The models were evaluated based on RMSE and R² values. Random Forest performed the best, with Random Forest slightly outperforming others in terms of RMSE (5.52) and variance explained (76.8%). MARS and SVM also showed strong performance, suggesting they capture key nonlinear relationships better than other approaches.
The distance to the coast was identified as the most significant factor influencing house prices, with proximity to the coast resulting in higher values. Other important factors included Median_Income and Latitude. The Random Forest model highlighted feature importance and offered a flexible approach to capture interactions among predictors. The comparison between models shows the advantage of using ensemble and non- linear methods in capturing the complex patterns in housing prices. Despite the relatively good overlap between actual and predicted values, deviations suggest issues in capturing extreme values, likely due to non-linearity in the data.
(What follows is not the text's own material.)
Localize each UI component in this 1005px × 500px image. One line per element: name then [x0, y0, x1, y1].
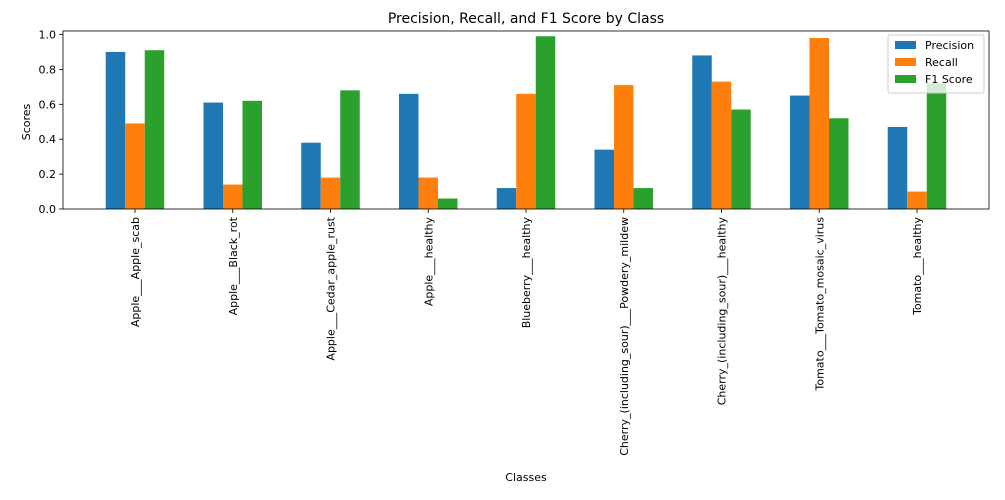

This project explored various regression models to predict housing prices in California. The Random Forest model emerged as the best-performing approach, capturing key features affecting house prices. Future work could include fine-tuning the models further, incorporating additional data (e.g., neighborhood quality), and exploring more advanced deep learning methods such as convolutional neural networks (CNNs) and recurrent neural networks (RNNs), which could help capture spatial and sequential patterns in the data respectively, improving prediction accuracy.